If $f(a^+)$ and $f(a^-)$ exist, then $f$ is bounded.

Such an $f$ is called a regulated function. The space of step functions is dense in the space of regulated functions for $\|\cdot\|_{\infty}$, so $\exists \phi$ a step function $[0,1] \to \Bbb R$ such that $\|\phi - f\|_{\infty} \le 1$. Thus $\|f\|_{\infty} \le 1 + \|\phi\|_{\infty} < \infty$.

For $B$, consider the function:

$$f(x) = \begin{cases} x, 0\le x < 1/2 \\ 0, 1/2 \le x \le 1 \end{cases}$$

For $C$, WLOG say $f(0) < 0$ and $f(1) > 0$. As $f$ is continuous at $0$, $\exists 0<\delta < 1$ such that $f(x) < 0$ for all $0\le x \le \delta$. Similarly, there is $\epsilon \in (0,1)$ such that $f(x) > 0$ for all $x \in [1-\epsilon, 1]$.

Let: $$S =\{s \in [0,1]: \text{for all but finitely many } t\in [0,s], f(t) < 0\}$$

Let $p = \sup S$. We have $0<p<1$ since $\delta \in S$ and $S \subset [0,1-\epsilon]$. Clearly $f(p-) < 0$. Now suppose that $f(p+)<0$. We have $f(x) < \frac{f(p+)}{2} < 0$ for all $x \in (p, p+\eta)$ for some small $\eta > 0$. It follows, thus, that $p+\eta/2 \in S$, so $p+\eta/2 \le p$, a contradiction. Therefore $f(p+) \ge 0$, and we get $f(p-)f(p+) \le 0$.

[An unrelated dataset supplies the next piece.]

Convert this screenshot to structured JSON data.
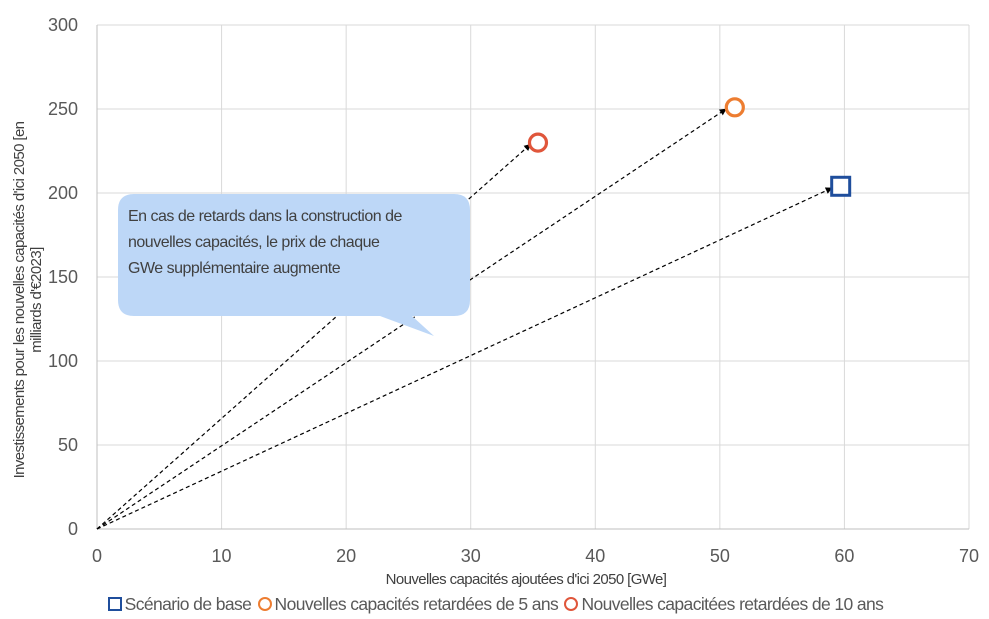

A) Let $x_n$ be such that $|f(x_n)|\to \sup |f|$. By compactness, there exists a convergent subsequence, and furthermore, it can be chosen to be monotone. By assumption, the limit along the monotone subsequence exists. Thus $\sup |f|$ is finite.

B) Answered before.

C) WLOG $f(0)<0$. Then by continuity at $0$ and $1$, there exists $\epsilon\le \frac 12$ such that $f(p-)<0$ for $p$ in $[0,\epsilon)$ and $f(p-)>0$ for $p\in (1-\epsilon,1]$. Let $\bar p =\sup\{p:f(p-)<0\}$. Then ${\bar p} \in [\epsilon,1-\epsilon]$. By assumption, for every $n$, there exists $p_n- \in (\bar p-\frac 1n,\bar p)$ such that $f(p_n-)< 0$ and $p_n+\in (\bar p , \bar p + \frac 1n)$ such that $f(p_n)\ge 0$. Therefore $f(p-)= \lim f(p_n-)\le 0$, while $f(p+)=\lim f(p_n+)\ge 0$.